I am not sure how to justify this. I suppose I would say that, since $\tau \neq e$ and $\sigma \neq e$ (otherwise the claim follows trivially), then at least two integers appear in the cycle decomposition of each permutation. Moreover, since $\tau$ and $\sigma$ are disjoint, then every integer in $\tau$'s cycle decomposition does not appear in $\sigma$'s cycle decomposition. It seems that these two facts coupled together guarantee the existence of at least integer in $\tau$'s decomposition that is not in $\sigma$'s.

Before I offer a proof of the second claim, let me first prove a lemma: If $\tau$ and $\sigma$ are disjoint, then their inverses $\tau^{-1}$ and $\sigma^{-1}$ are disjoint. Assume the hypothesis, but suppose that the inverses are not disjoint. Then there exists an $a$ in both decompositions such that $\tau^{-1}(a) = b$ and $\sigma^{-1}(a) = c$, where $b$ and $c$ are not $a$. Note the following two equations hold if and only if $a = \tau(b)$ and $a = \sigma(c)$. Since $\tau$ and $\sigma$ are bijections, neither can map $a$ to $a$, implying that $a$ appears in the cycle decomposition of both $\tau$ and $\sigma$, contradicting initial assumption. Hence, the inverses must be disjoint.

Now, here is a proof of the second conjecture: We prove that if $\tau$ and $\sigma$ are disjoint, then $\tau^m$ and $\sigma^n$ are disjoint for all integers $m$ and $n$.

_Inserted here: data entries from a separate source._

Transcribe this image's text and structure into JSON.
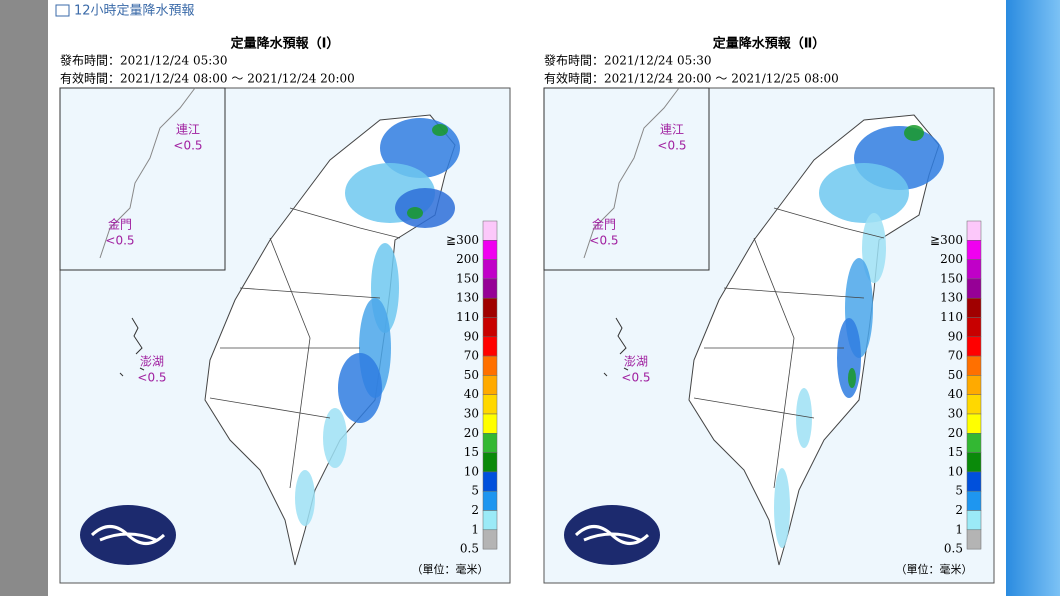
{
  "header": {
    "title": "12小時定量降水預報"
  },
  "maps": [
    {
      "title": "定量降水預報（Ⅰ）",
      "issued": "發布時間：2021/12/24 05:30",
      "valid": "有效時間：2021/12/24 08:00 ～ 2021/12/24 20:00",
      "islands": [
        {
          "name": "連江",
          "value": "<0.5"
        },
        {
          "name": "金門",
          "value": "<0.5"
        },
        {
          "name": "澎湖",
          "value": "<0.5"
        }
      ],
      "unit": "（單位：毫米）"
    },
    {
      "title": "定量降水預報（Ⅱ）",
      "issued": "發布時間：2021/12/24 05:30",
      "valid": "有效時間：2021/12/24 20:00 ～ 2021/12/25 08:00",
      "islands": [
        {
          "name": "連江",
          "value": "<0.5"
        },
        {
          "name": "金門",
          "value": "<0.5"
        },
        {
          "name": "澎湖",
          "value": "<0.5"
        }
      ],
      "unit": "（單位：毫米）"
    }
  ],
  "legend": {
    "labels": [
      "≧300",
      "200",
      "150",
      "130",
      "110",
      "90",
      "70",
      "50",
      "40",
      "30",
      "20",
      "15",
      "10",
      "5",
      "2",
      "1",
      "0.5"
    ],
    "colors": [
      "#fcc8fa",
      "#f000f0",
      "#c000c8",
      "#960096",
      "#a00000",
      "#c80000",
      "#ff0000",
      "#ff7000",
      "#ffaa00",
      "#ffd800",
      "#ffff00",
      "#33b833",
      "#0a8a0a",
      "#0050dc",
      "#1e96f0",
      "#9beaf7",
      "#b4b4b4"
    ]
  }
}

First we establish the result for natural numbers through induction. Clearly when $m=n=1$, the claim holds trivially. Now, suppose the claim holds for $m=1$ and some arbitrary $n \in \mathbb{N}$, but suppose that $\tau$ and $\sigma^{n+1}$ not disjoint. Then there exists a natural number $a$ such that $\tau(a) \neq a$ and $\sigma^{n+1}(a) \neq a$ or $\sigma(\sigma^n(a) \neq a$. By hypothesis, $\sigma^n$ and $\tau$ are disjoint, implying $\sigma^n(a) = a$. Hence, $\sigma(a) \neq a$, implying that $a$ appears in $\sigma$'s cycle decomposition, a contradiction.

Hence, we have that if $\tau$ and $\sigma$ are disjoint, then $\tau$ and $\sigma^n$ are disjoint for all $n \in \mathbb{N}$. By symmetry, we also have the conclusion that $\tau^m$ and $\sigma$ are disjoint for all $m \in \mathbb{N}$. Hence, $\tau^m$ and $\sigma^n$ are disjoint for all (strictly speaking, one needs that disjointness is transitive, but I'll just omit that; I have already proven enough). Now we prove it for negative integers.

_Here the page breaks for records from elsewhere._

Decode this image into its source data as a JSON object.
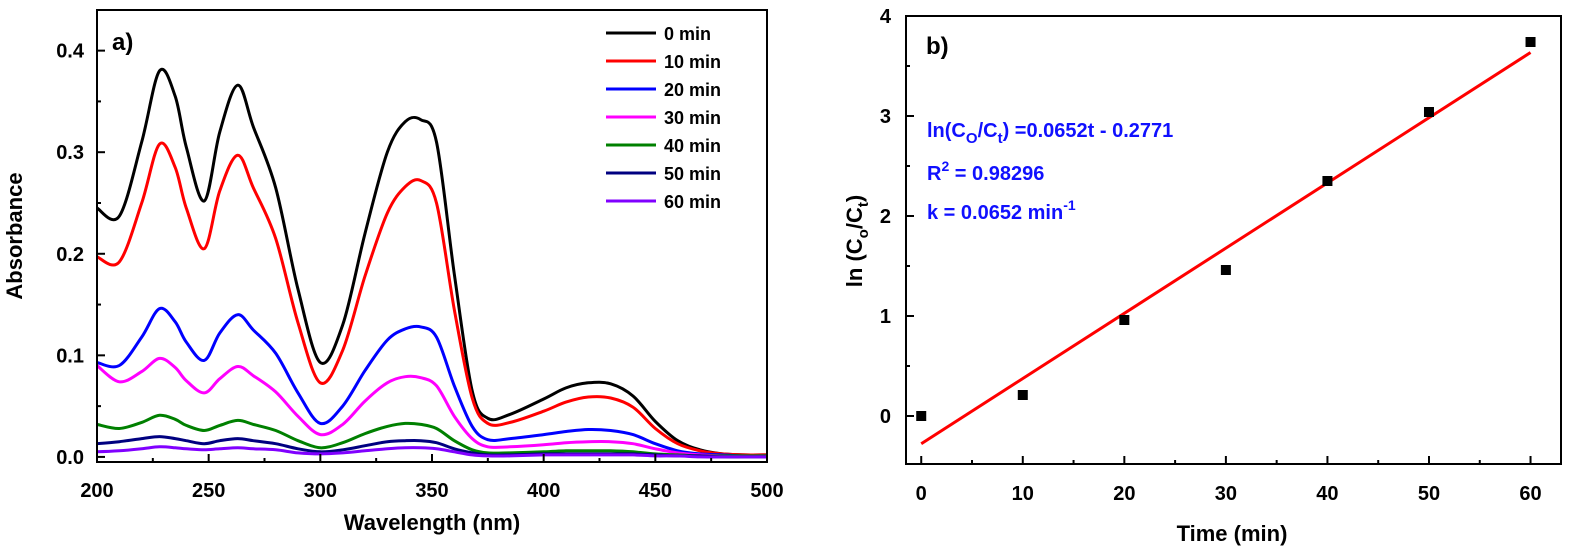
{
  "chart_data": [
    {
      "type": "line",
      "panel_label": "a)",
      "xlabel": "Wavelength (nm)",
      "ylabel": "Absorbance",
      "xlim": [
        200,
        500
      ],
      "ylim": [
        -0.005,
        0.44
      ],
      "xticks": [
        200,
        250,
        300,
        350,
        400,
        450,
        500
      ],
      "yticks": [
        0.0,
        0.1,
        0.2,
        0.3,
        0.4
      ],
      "ytick_labels": [
        "0.0",
        "0.1",
        "0.2",
        "0.3",
        "0.4"
      ],
      "grid": false,
      "legend_position": "top-right",
      "x": [
        200,
        210,
        220,
        228,
        235,
        240,
        248,
        255,
        263,
        270,
        280,
        290,
        300,
        310,
        320,
        330,
        338,
        345,
        352,
        360,
        368,
        375,
        385,
        400,
        410,
        420,
        430,
        440,
        450,
        460,
        470,
        480,
        490,
        500
      ],
      "series": [
        {
          "name": "0 min",
          "color": "#000000",
          "values": [
            0.245,
            0.237,
            0.31,
            0.38,
            0.355,
            0.305,
            0.252,
            0.32,
            0.366,
            0.325,
            0.265,
            0.165,
            0.093,
            0.13,
            0.22,
            0.3,
            0.33,
            0.332,
            0.31,
            0.18,
            0.065,
            0.038,
            0.042,
            0.057,
            0.068,
            0.073,
            0.072,
            0.06,
            0.035,
            0.016,
            0.007,
            0.003,
            0.002,
            0.002
          ]
        },
        {
          "name": "10 min",
          "color": "#ff0000",
          "values": [
            0.197,
            0.192,
            0.25,
            0.308,
            0.285,
            0.245,
            0.205,
            0.262,
            0.297,
            0.265,
            0.215,
            0.132,
            0.073,
            0.105,
            0.178,
            0.24,
            0.266,
            0.272,
            0.25,
            0.145,
            0.058,
            0.033,
            0.034,
            0.045,
            0.054,
            0.059,
            0.058,
            0.049,
            0.028,
            0.013,
            0.006,
            0.003,
            0.002,
            0.002
          ]
        },
        {
          "name": "20 min",
          "color": "#0000ff",
          "values": [
            0.093,
            0.09,
            0.118,
            0.146,
            0.133,
            0.113,
            0.095,
            0.122,
            0.14,
            0.125,
            0.102,
            0.063,
            0.033,
            0.05,
            0.085,
            0.115,
            0.126,
            0.128,
            0.118,
            0.07,
            0.03,
            0.017,
            0.018,
            0.022,
            0.025,
            0.027,
            0.026,
            0.022,
            0.013,
            0.006,
            0.003,
            0.002,
            0.001,
            0.001
          ]
        },
        {
          "name": "30 min",
          "color": "#ff00ff",
          "values": [
            0.09,
            0.074,
            0.084,
            0.097,
            0.088,
            0.075,
            0.063,
            0.077,
            0.089,
            0.08,
            0.064,
            0.04,
            0.022,
            0.032,
            0.055,
            0.073,
            0.079,
            0.078,
            0.07,
            0.04,
            0.018,
            0.01,
            0.01,
            0.012,
            0.014,
            0.015,
            0.015,
            0.013,
            0.008,
            0.004,
            0.002,
            0.001,
            0.001,
            0.001
          ]
        },
        {
          "name": "40 min",
          "color": "#008000",
          "values": [
            0.032,
            0.028,
            0.034,
            0.041,
            0.037,
            0.031,
            0.026,
            0.031,
            0.036,
            0.032,
            0.026,
            0.016,
            0.009,
            0.014,
            0.023,
            0.03,
            0.033,
            0.032,
            0.028,
            0.016,
            0.007,
            0.004,
            0.004,
            0.005,
            0.006,
            0.006,
            0.006,
            0.005,
            0.003,
            0.002,
            0.001,
            0.001,
            0.001,
            0.001
          ]
        },
        {
          "name": "50 min",
          "color": "#000080",
          "values": [
            0.013,
            0.015,
            0.018,
            0.02,
            0.018,
            0.016,
            0.013,
            0.016,
            0.018,
            0.016,
            0.013,
            0.008,
            0.005,
            0.007,
            0.011,
            0.015,
            0.016,
            0.016,
            0.014,
            0.008,
            0.004,
            0.002,
            0.002,
            0.003,
            0.003,
            0.003,
            0.003,
            0.003,
            0.002,
            0.001,
            0.001,
            0.0,
            0.0,
            0.0
          ]
        },
        {
          "name": "60 min",
          "color": "#8000ff",
          "values": [
            0.005,
            0.006,
            0.008,
            0.01,
            0.009,
            0.008,
            0.007,
            0.008,
            0.009,
            0.008,
            0.007,
            0.004,
            0.003,
            0.004,
            0.006,
            0.008,
            0.009,
            0.009,
            0.008,
            0.005,
            0.002,
            0.001,
            0.001,
            0.002,
            0.002,
            0.002,
            0.002,
            0.002,
            0.001,
            0.001,
            0.0,
            0.0,
            0.0,
            0.0
          ]
        }
      ]
    },
    {
      "type": "scatter",
      "panel_label": "b)",
      "xlabel": "Time (min)",
      "ylabel": "ln (Co/Ct)",
      "ylabel_parts": {
        "a": "ln (C",
        "b": "o",
        "c": "/C",
        "d": "t",
        "e": ")"
      },
      "xlim": [
        -1.5,
        63
      ],
      "ylim": [
        -0.48,
        4.0
      ],
      "xticks": [
        0,
        10,
        20,
        30,
        40,
        50,
        60
      ],
      "yticks": [
        0,
        1,
        2,
        3,
        4
      ],
      "grid": false,
      "marker_color": "#000000",
      "points": {
        "x": [
          0,
          10,
          20,
          30,
          40,
          50,
          60
        ],
        "y": [
          0.0,
          0.21,
          0.96,
          1.46,
          2.35,
          3.04,
          3.74
        ]
      },
      "fit_line": {
        "slope": 0.0652,
        "intercept": -0.2771,
        "x_range": [
          0,
          60
        ],
        "color": "#ff0000"
      },
      "annotation_color": "#1010ff",
      "annotations": {
        "equation": {
          "a": "ln(C",
          "b": "O",
          "c": "/C",
          "d": "t",
          "e": ") =0.0652t - 0.2771"
        },
        "r2": {
          "a": "R",
          "b": "2",
          "c": " = 0.98296"
        },
        "k": {
          "a": "k = 0.0652 min",
          "b": "-1"
        }
      }
    }
  ]
}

Suppose that $m,n \in \mathbb{Z}^-$. Then $-m,-n \in \mathbb{N}$, and therefore $\tau^{-m}$ and $\sigma^{-n}$ are disjoint. Finally, by the above lemma, their inverses $\tau^m$ and $\sigma^n$ are disjoint.

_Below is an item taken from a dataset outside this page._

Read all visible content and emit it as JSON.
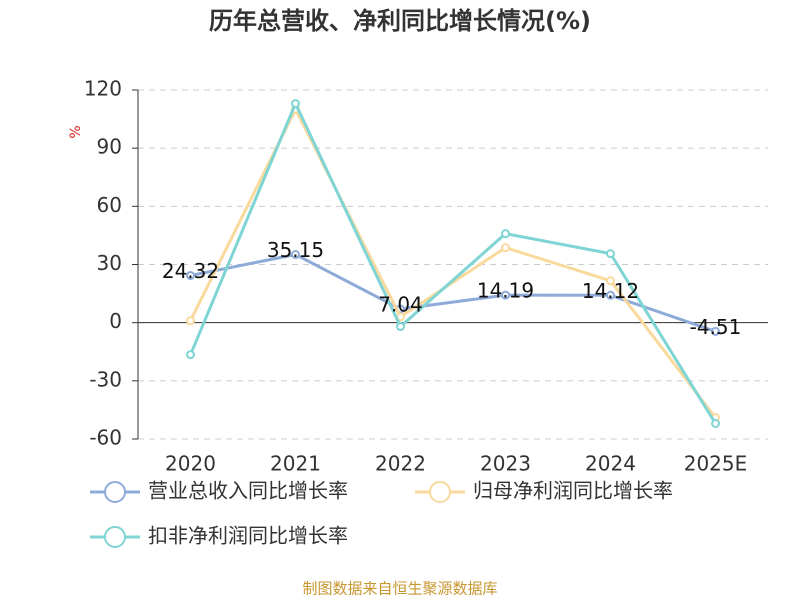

Whew! That took quite a long time to type, but it was certainly worthwhile. So, how do these proofs sound?

4. Dec 18, 2016

### Staff: Mentor

I agree.
$(12) \in S_3$ is also a bijection, but maps $3$ onto itself, so the argument doesn't apply. However, e.g. $a \notin \tau \Longleftrightarrow \tau(a)=a \Longleftrightarrow \tau^{-1}(a)=a \Longleftrightarrow a \notin \tau^{-1}$ because the cycle decomposition is a decomposition in disjoint cycles so $a$ can appear in at most one cycle and thus cannot be invariant.
The fact, that $\tau$ and $\sigma$ are disjoint can be written as $\forall b \, : \,\tau(b) \neq b \Rightarrow \sigma(b) = b$.
(I only mentioned this as a remainder for me, because I can better grasp it in this notation.)
Under the assumption I didn't get lost in the middle, yes. But strictly speaking: disjointness isn't transitive:
$((12),(34)) = 1 \wedge ((34),(15))=1 \wedge ((12),(15)) \neq 1$.

I'm sure it could be seen in a shorter way, e.g. by the equivalences I wrote above. But at least it was a good exercise - although I feel a bit dizzy now.